Abstract

The immunolocalization of An3 protein, an ATP-dependent RNA helicase and a member of the DEAD box family, was compared with the localization of fibrillarin, a protein essential for rRNA processing, and snRNPs, which are involved in mRNA splicing reactions, during oogenesis and embryogenesis in Xenopus laevis. Although An3 protein was detected in the cytoplasm of all stages of oocytes, in most stages An3 protein was also present in the nucleus. Prior to stage I An3 protein was uniformly dispersed throughout the entire germinal vesicle; from stages I to V it was in nucleoli. By stage VI nucleolar labeling with anti-An3 disappeared and the protein was no longer present within nuclei. An3 reactivity was also present throughout the nuclei of follicle cells surrounding prestage I to stage VI oocytes. Both cytoplasmic and nuclear An3 staining were present in cells of stages 8 to 35 embryos; however, nuclear staining was punctate and uniformly distributed throughout the nucleoplasm. Fibrillarin was diffusely distributed throughout the entire germinal vesicle prior to stage I, localized exclusively to nucleoli of oocytes between stages I and VI and in nucleoli of stages 12 and 35 embryonic cells. Reactivity for snRNPs (anti-Sm) in germinal vesicles of prestage I oocytes was diffuse, and similar to the distribution of An3 and fibrillarin; in later stage oocytes anti-Sm staining was restricted to a population of granules, much fewer in number and more heterogeneous in size than nucleoli. Anti-Sm activity was apparent in nuclei of embryonic cells of stages 8 to 35 embryos. Although colocalization of the Sm epitope and An3 was not observed in developing oocytes and in embryonic cells, Sm reactive material was frequently found in close association with An3-positive nucleoli (oocytes) and nuclear deposits (embryonic cells).
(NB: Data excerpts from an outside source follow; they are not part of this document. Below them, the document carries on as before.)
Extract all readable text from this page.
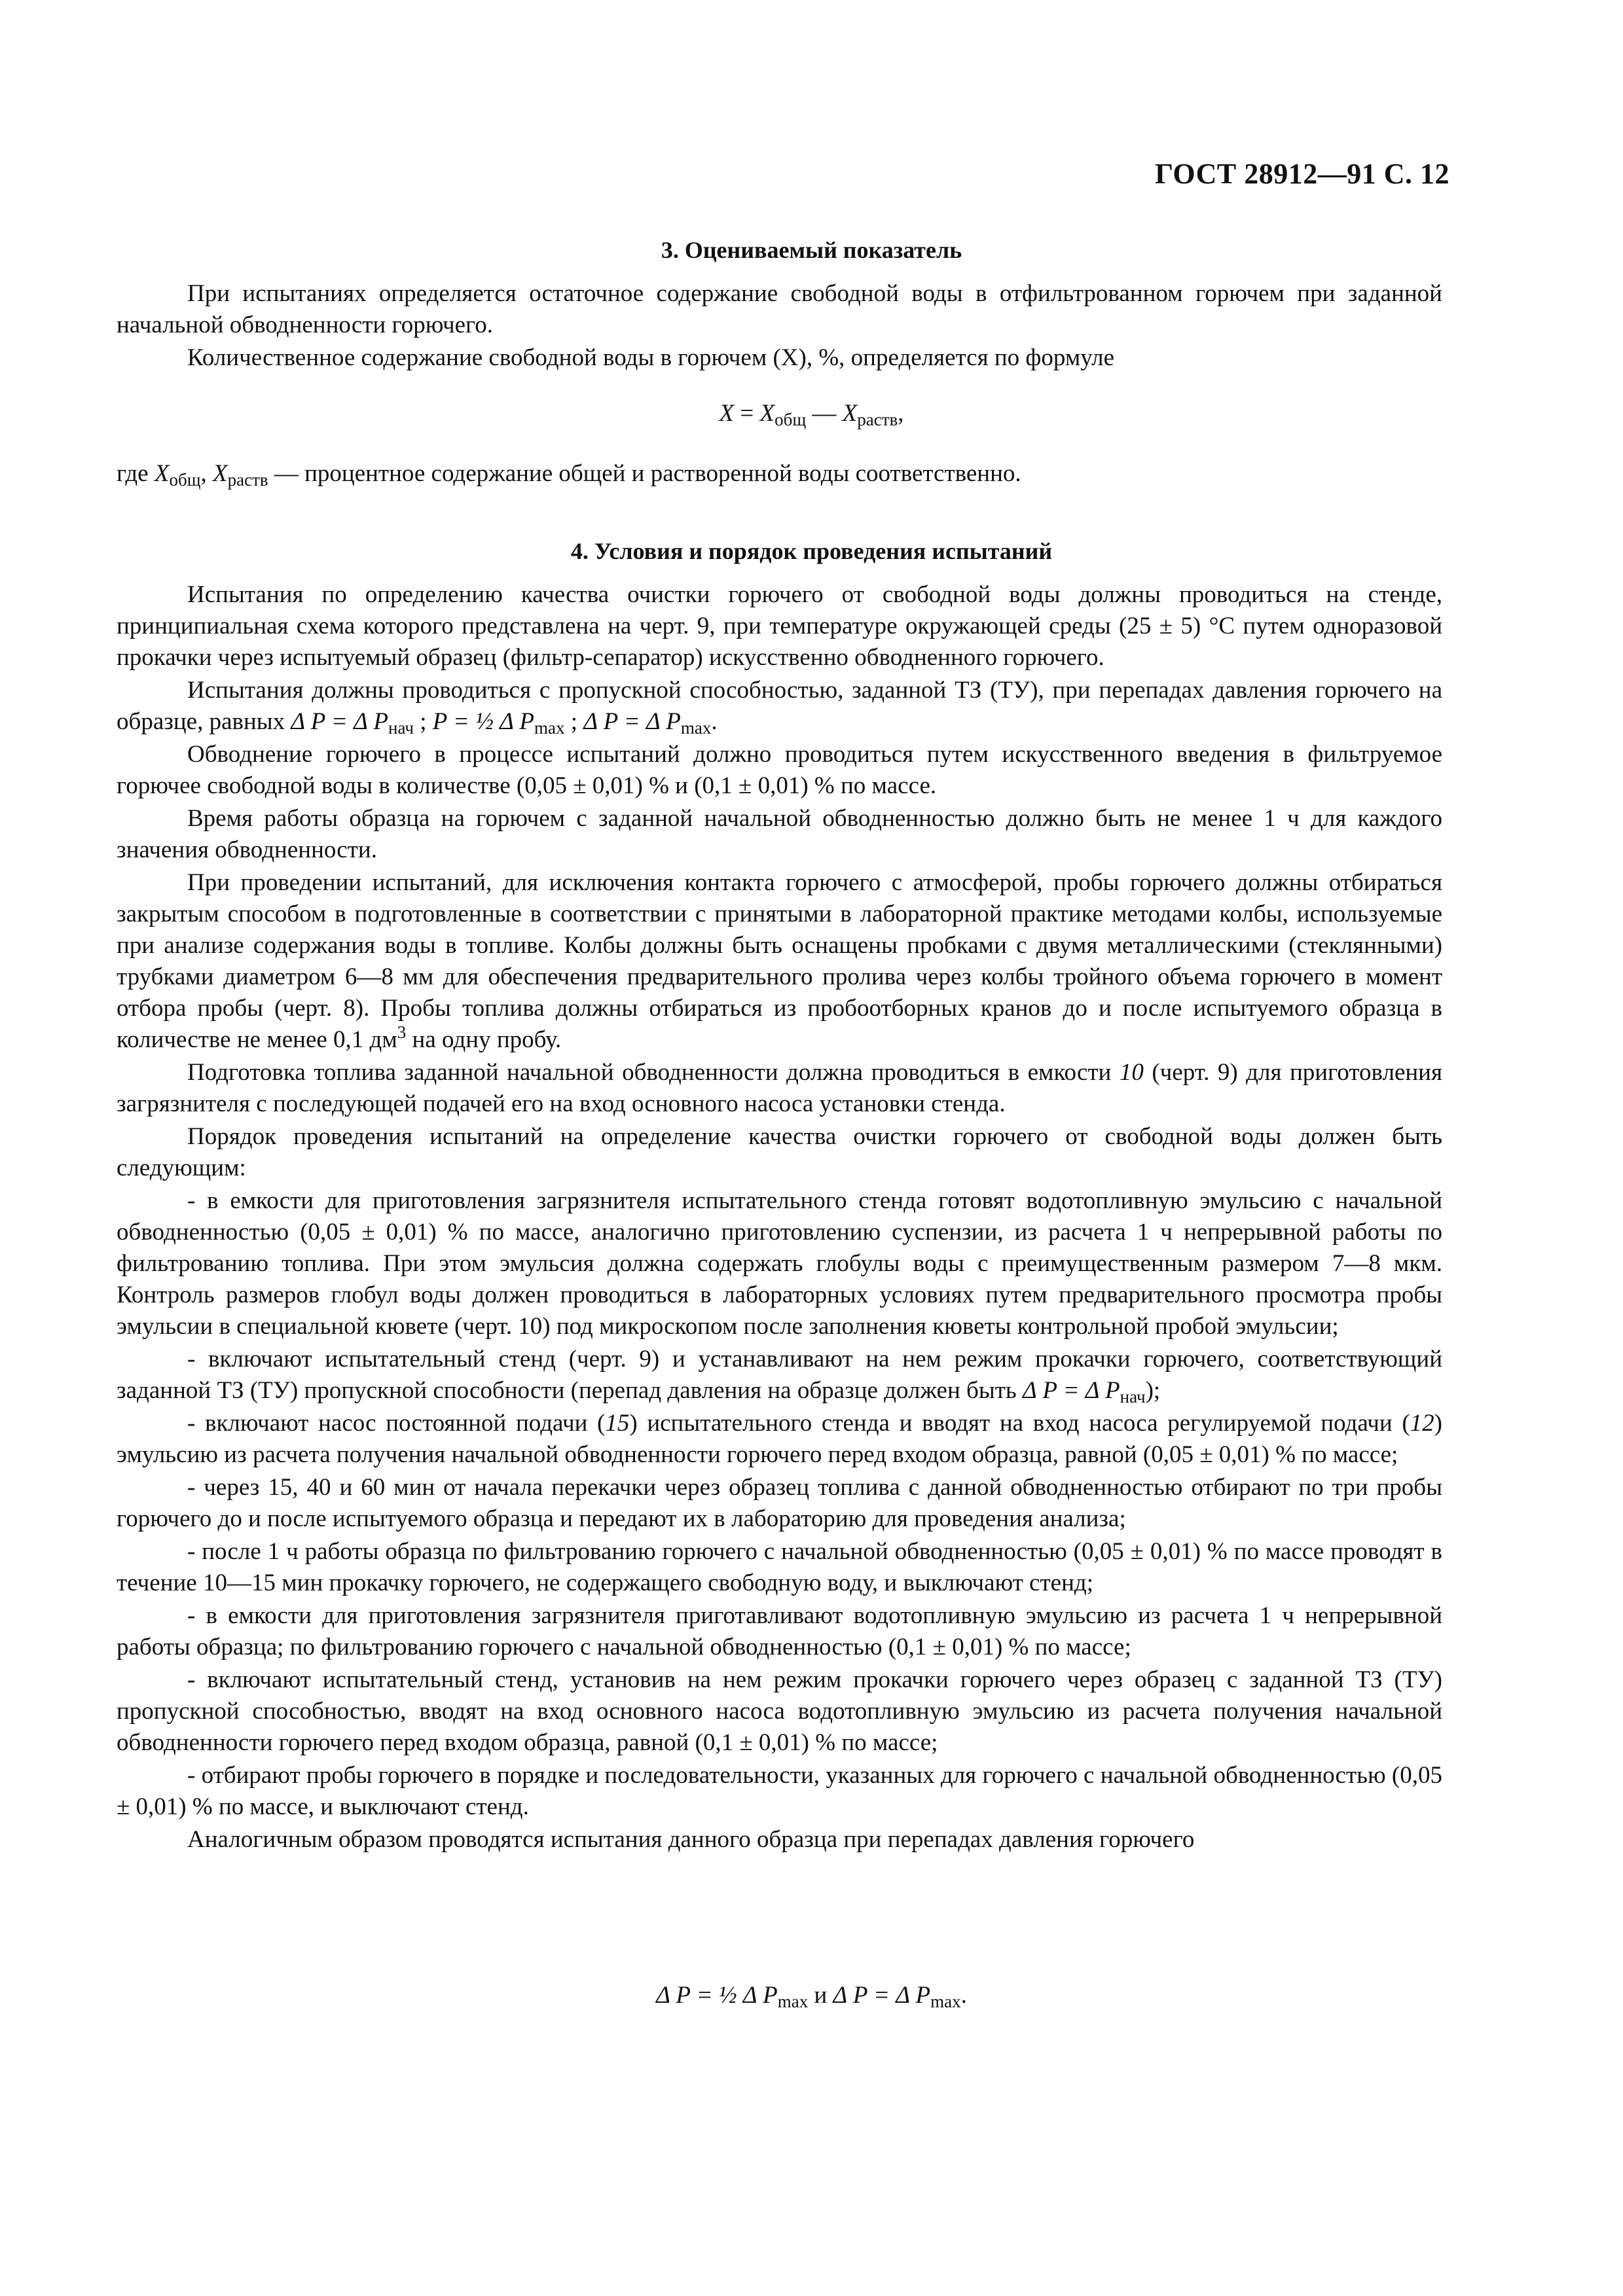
ГОСТ 28912—91 С. 12
3. Оцениваемый показатель

При испытаниях определяется остаточное содержание свободной воды в отфильтрованном горючем при заданной начальной обводненности горючего.

Количественное содержание свободной воды в горючем (X), %, определяется по формуле

$X = X_{общ}$ — $X_{раств}$,

где $X_{общ}$, $X_{раств}$ — процентное содержание общей и растворенной воды соответственно.

4. Условия и порядок проведения испытаний

Испытания по определению качества очистки горючего от свободной воды должны проводиться на стенде, принципиальная схема которого представлена на черт. 9, при температуре окружающей среды (25 ± 5) °С путем одноразовой прокачки через испытуемый образец (фильтр-сепаратор) искусственно обводненного горючего.

Испытания должны проводиться с пропускной способностью, заданной ТЗ (ТУ), при перепадах давления горючего на образце, равных Δ P = Δ $P_{нач}$ ; P = ½ Δ $P_{max}$ ; Δ P = Δ $P_{max}$.

Обводнение горючего в процессе испытаний должно проводиться путем искусственного введения в фильтруемое горючее свободной воды в количестве (0,05 ± 0,01) % и (0,1 ± 0,01) % по массе.

Время работы образца на горючем с заданной начальной обводненностью должно быть не менее 1 ч для каждого значения обводненности.

При проведении испытаний, для исключения контакта горючего с атмосферой, пробы горючего должны отбираться закрытым способом в подготовленные в соответствии с принятыми в лабораторной практике методами колбы, используемые при анализе содержания воды в топливе. Колбы должны быть оснащены пробками с двумя металлическими (стеклянными) трубками диаметром 6—8 мм для обеспечения предварительного пролива через колбы тройного объема горючего в момент отбора пробы (черт. 8). Пробы топлива должны отбираться из пробоотборных кранов до и после испытуемого образца в количестве не менее 0,1 $дм^3$ на одну пробу.

Подготовка топлива заданной начальной обводненности должна проводиться в емкости 10 (черт. 9) для приготовления загрязнителя с последующей подачей его на вход основного насоса установки стенда.

Порядок проведения испытаний на определение качества очистки горючего от свободной воды должен быть следующим:

- в емкости для приготовления загрязнителя испытательного стенда готовят водотопливную эмульсию с начальной обводненностью (0,05 ± 0,01) % по массе, аналогично приготовлению суспензии, из расчета 1 ч непрерывной работы по фильтрованию топлива. При этом эмульсия должна содержать глобулы воды с преимущественным размером 7—8 мкм. Контроль размеров глобул воды должен проводиться в лабораторных условиях путем предварительного просмотра пробы эмульсии в специальной кювете (черт. 10) под микроскопом после заполнения кюветы контрольной пробой эмульсии;

- включают испытательный стенд (черт. 9) и устанавливают на нем режим прокачки горючего, соответствующий заданной ТЗ (ТУ) пропускной способности (перепад давления на образце должен быть Δ P = Δ $P_{нач}$);

- включают насос постоянной подачи (15) испытательного стенда и вводят на вход насоса регулируемой подачи (12) эмульсию из расчета получения начальной обводненности горючего перед входом образца, равной (0,05 ± 0,01) % по массе;

- через 15, 40 и 60 мин от начала перекачки через образец топлива с данной обводненностью отбирают по три пробы горючего до и после испытуемого образца и передают их в лабораторию для проведения анализа;

- после 1 ч работы образца по фильтрованию горючего с начальной обводненностью (0,05 ± 0,01) % по массе проводят в течение 10—15 мин прокачку горючего, не содержащего свободную воду, и выключают стенд;

- в емкости для приготовления загрязнителя приготавливают водотопливную эмульсию из расчета 1 ч непрерывной работы образца; по фильтрованию горючего с начальной обводненностью (0,1 ± 0,01) % по массе;

- включают испытательный стенд, установив на нем режим прокачки горючего через образец с заданной ТЗ (ТУ) пропускной способностью, вводят на вход основного насоса водотопливную эмульсию из расчета получения начальной обводненности горючего перед входом образца, равной (0,1 ± 0,01) % по массе;

- отбирают пробы горючего в порядке и последовательности, указанных для горючего с начальной обводненностью (0,05 ± 0,01) % по массе, и выключают стенд.

Аналогичным образом проводятся испытания данного образца при перепадах давления горючего

Δ P = ½ Δ $P_{max}$ и Δ P = Δ $P_{max}$.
In stage IV and V oocytes treated with actinomycin D (4 micrograms/ml) to inhibit rRNA synthesis, nucleoli, which continued to possess fibrillarin, lacked An3; staining of follicle cell nuclei for An3 was unchanged. Treatment with 200 micrograms/ml actinomycin D to block mRNA synthesis, inhibited An3 but not fibrillarin staining in nuclei of prestage I oocytes and follicle cells. The changing patterns of An3 reactivity and the differential effects of actinomycin D on such localizations observed here are consistent with a role for An3 in the processing/production of RNA.